La situation actuelle s'ajoute à des événements perturbateurs antérieurs, comme la pandémie de COVID-19 et la guerre en Ukraine. Les analystes, comme Marc Bitzer, PDG de Whirlpool, déclarent que la contraction industrielle actuelle rappelle la crise financière mondiale : "Ce niveau de recul est comparable à celui observé lors de la crise financière mondiale et dépasse même d'autres périodes de récession".

Les consommateurs réfléchissent

Le ralentissement économique pourrait également affecter la capacité des entreprises à fixer les prix, rendant les coûts fixes plus pesants et menaçant les marges bénéficiaires. Bitzer note que "les consommateurs préfèrent réparer plutôt que remplacer[leurs produits]", un changement de comportement qui reflète une prudence accrue au sein du marché.

Des entreprises telles que Procter & Gamble et Toyota anticipent également des pertes substantielles dues au conflit. Le fabricant d'automobiles japonais s'attend à des pertes dépassant les 4 milliards de dollars, tandis que Procter & Gamble évalue sa baisse de bénéfices à environ 1 milliard de dollars après impôts.

La fermeture du détroit d'Ormuz, vital pour les exportations de pétrole et de gaz naturel liquéfié, a propulsé le prix du baril au-delà de 100 dollars, marquant une augmentation de plus de 50 % par rapport aux niveaux d'avant-guerre. Ces hausses vertigineuses affectent toute l'industrie, amenant de nombreux acteurs à tirer la sonnette d'alarme.

Dépendance énergétique

Une majorité des entreprises touchées se situe en Europe et au Royaume-Uni, déjà confrontés à des coûts énergétiques excessifs, tandis que près d'un tiers provient d'Asie, un reflet de la forte dépendance vis-à-vis des ressources pétrolières du Moyen-Orient. En octobre dernier, plus de 35 milliards de dollars avaient déjà été signalés comme impactés par des pénalités douanières.
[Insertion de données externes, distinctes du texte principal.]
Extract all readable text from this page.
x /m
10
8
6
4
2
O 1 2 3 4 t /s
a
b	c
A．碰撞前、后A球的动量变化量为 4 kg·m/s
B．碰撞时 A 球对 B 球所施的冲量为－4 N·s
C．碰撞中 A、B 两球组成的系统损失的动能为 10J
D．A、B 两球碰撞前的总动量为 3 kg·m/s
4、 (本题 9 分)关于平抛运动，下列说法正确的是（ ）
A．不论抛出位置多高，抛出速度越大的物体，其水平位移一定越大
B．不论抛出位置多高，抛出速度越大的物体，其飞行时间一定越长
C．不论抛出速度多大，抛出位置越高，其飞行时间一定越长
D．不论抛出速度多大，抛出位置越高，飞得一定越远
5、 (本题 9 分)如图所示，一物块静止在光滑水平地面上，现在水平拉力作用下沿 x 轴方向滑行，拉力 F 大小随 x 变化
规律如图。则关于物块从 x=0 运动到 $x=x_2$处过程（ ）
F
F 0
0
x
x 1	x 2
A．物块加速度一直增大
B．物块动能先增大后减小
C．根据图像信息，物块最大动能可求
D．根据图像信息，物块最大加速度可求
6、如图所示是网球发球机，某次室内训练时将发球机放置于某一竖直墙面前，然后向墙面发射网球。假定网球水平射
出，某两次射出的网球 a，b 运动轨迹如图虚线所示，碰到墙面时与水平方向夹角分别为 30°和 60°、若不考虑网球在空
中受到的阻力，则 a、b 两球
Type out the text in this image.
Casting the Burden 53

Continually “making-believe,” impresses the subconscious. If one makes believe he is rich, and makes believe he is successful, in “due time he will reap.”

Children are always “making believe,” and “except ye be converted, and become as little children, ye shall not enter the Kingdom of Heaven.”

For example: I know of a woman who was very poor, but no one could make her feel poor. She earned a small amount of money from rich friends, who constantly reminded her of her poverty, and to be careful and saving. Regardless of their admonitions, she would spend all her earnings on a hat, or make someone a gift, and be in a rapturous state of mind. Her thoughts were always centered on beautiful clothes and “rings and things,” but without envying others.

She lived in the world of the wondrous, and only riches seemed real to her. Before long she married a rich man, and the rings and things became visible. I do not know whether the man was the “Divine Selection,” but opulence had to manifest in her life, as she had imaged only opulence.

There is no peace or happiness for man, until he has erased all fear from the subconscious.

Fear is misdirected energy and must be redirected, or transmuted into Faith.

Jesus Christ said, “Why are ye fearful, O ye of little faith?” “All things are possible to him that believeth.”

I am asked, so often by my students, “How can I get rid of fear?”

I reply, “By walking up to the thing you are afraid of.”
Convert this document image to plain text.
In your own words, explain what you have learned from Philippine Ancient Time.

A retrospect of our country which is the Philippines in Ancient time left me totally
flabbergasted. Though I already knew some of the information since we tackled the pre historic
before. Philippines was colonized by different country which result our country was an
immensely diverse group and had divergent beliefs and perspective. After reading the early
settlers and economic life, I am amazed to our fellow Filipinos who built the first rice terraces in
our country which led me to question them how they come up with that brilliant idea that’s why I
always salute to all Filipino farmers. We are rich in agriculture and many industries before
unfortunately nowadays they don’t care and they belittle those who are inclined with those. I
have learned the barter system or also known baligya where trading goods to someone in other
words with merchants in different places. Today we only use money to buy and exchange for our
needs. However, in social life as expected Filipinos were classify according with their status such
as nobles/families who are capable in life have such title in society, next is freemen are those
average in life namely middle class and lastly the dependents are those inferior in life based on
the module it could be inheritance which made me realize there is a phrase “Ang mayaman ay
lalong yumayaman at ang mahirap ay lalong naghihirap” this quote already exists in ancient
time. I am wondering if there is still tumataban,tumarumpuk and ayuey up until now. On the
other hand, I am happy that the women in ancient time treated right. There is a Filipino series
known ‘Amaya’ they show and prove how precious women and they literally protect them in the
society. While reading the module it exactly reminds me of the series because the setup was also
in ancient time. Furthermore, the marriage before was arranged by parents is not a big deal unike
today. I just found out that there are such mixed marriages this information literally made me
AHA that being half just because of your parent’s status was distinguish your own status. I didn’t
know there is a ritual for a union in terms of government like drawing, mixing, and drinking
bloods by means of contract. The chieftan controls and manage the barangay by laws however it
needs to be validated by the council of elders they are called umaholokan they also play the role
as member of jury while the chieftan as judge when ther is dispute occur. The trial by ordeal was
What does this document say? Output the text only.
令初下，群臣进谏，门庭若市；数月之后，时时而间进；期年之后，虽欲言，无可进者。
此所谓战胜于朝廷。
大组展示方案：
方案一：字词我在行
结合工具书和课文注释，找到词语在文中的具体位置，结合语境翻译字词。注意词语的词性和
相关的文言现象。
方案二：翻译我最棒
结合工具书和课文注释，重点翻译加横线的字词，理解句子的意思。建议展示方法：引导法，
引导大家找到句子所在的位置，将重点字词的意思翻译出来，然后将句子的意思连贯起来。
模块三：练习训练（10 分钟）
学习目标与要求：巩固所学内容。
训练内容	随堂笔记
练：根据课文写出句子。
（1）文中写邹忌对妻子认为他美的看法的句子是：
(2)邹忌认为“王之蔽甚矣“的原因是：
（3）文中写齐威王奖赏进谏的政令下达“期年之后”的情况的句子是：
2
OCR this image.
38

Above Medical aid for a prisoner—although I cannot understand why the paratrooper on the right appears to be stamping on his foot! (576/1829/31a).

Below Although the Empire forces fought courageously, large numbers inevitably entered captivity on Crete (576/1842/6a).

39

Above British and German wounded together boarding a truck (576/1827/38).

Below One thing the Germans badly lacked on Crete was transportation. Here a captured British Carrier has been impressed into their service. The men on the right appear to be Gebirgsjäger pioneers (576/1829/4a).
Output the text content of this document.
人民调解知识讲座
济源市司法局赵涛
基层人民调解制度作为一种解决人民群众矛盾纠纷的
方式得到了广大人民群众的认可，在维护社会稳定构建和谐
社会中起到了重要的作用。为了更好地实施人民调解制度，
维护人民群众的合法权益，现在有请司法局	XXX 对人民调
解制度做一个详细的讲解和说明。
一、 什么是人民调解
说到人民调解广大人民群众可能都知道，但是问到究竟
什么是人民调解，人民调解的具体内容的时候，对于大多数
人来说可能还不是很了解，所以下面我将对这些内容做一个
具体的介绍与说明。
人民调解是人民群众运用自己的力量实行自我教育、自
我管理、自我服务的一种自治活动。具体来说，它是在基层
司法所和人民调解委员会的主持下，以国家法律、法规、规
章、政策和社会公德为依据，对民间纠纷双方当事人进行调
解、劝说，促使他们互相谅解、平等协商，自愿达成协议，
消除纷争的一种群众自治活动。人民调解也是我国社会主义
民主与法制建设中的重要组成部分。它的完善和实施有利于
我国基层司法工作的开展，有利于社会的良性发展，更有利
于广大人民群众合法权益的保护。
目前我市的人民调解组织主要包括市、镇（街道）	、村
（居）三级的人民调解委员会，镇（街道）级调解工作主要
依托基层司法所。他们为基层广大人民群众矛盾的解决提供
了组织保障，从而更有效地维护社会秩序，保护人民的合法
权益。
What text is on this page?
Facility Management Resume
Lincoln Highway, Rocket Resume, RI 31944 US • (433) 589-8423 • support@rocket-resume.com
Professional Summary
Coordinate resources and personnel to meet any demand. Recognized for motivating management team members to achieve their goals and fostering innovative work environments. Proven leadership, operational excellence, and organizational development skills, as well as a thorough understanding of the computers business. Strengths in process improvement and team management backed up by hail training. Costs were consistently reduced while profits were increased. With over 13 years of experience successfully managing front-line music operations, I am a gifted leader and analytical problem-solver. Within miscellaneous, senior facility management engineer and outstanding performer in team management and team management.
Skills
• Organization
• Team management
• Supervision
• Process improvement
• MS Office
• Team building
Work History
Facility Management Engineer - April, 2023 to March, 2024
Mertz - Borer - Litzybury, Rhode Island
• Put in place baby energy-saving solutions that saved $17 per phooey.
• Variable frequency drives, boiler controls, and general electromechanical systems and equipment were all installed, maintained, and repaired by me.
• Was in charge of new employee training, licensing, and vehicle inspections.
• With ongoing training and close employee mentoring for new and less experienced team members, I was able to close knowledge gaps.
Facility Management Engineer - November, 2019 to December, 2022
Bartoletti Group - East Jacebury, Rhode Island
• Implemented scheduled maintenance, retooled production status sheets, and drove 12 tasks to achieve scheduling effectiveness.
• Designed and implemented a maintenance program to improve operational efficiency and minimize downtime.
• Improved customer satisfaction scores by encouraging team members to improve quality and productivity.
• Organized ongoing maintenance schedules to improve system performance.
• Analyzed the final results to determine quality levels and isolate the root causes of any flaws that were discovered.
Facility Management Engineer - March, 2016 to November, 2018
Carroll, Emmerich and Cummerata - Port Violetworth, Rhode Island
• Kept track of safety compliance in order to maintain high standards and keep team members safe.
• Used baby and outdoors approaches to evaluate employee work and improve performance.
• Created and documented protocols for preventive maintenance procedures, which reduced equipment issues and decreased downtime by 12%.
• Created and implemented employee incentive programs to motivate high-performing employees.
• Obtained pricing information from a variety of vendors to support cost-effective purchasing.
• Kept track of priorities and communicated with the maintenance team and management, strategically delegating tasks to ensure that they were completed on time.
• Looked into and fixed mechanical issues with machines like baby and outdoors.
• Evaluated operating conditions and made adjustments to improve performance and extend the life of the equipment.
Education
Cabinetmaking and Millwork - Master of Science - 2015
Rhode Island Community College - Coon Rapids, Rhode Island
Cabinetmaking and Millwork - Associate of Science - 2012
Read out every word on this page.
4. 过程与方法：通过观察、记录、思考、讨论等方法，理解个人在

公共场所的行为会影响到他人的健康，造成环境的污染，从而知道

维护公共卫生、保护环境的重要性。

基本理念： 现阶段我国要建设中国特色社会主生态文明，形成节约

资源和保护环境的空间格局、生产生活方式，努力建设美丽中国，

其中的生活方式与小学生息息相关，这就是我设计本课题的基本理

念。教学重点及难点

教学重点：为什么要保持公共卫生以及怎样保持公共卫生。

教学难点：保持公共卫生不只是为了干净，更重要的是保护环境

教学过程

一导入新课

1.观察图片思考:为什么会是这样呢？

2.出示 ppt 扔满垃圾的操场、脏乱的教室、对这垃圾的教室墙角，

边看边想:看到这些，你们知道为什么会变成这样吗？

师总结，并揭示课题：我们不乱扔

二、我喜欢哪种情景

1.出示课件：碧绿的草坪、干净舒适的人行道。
Les compagnies aériennes, quant à elles, supportent le plus gros du coût lié à la guerre, évalué à 15 milliards de dollars, avec des hausses de prix du kérosène qui ont atteint des niveaux alarmants. McDonald's a également averti que les perturbations des chaînes d'approvisionnement pourraient induire une inflation persistante, nuisant aux consommateurs à faible revenu.

La hausse des prix de l'essence est notre principal défi actuel, a déclaré son PDG.

Augmentations de prix prévues

Près de 40 entreprises dans les secteurs de l'industrie et de la chimie prévoient d’augmenter leurs prix en raison des dépendances aux produits pétrochimiques. Selon Mark Erceg, directeur financier de Newell Brands, une augmentation de 5 dollars du pétrole entraîne des coûts additionnels de 5 millions de dollars.

Le fabricant allemand Continental prévoit également des surcoûts significatifs d'au moins 100 millions d'euros. Les pressions actuelles se manifestent de manière plus prononcée dans les résultats attendus au cours des mois à venir, avec des prévisions de marges bénéficiaires indiquant une détérioration dans plusieurs secteurs clés, notamment l'automobile et les biens de consommation.

"L'impact réel sur les bénéfices ne s'est pas encore concrétisé", observe Rami Sarafa, directeur général de Cordoba Advisory Partners.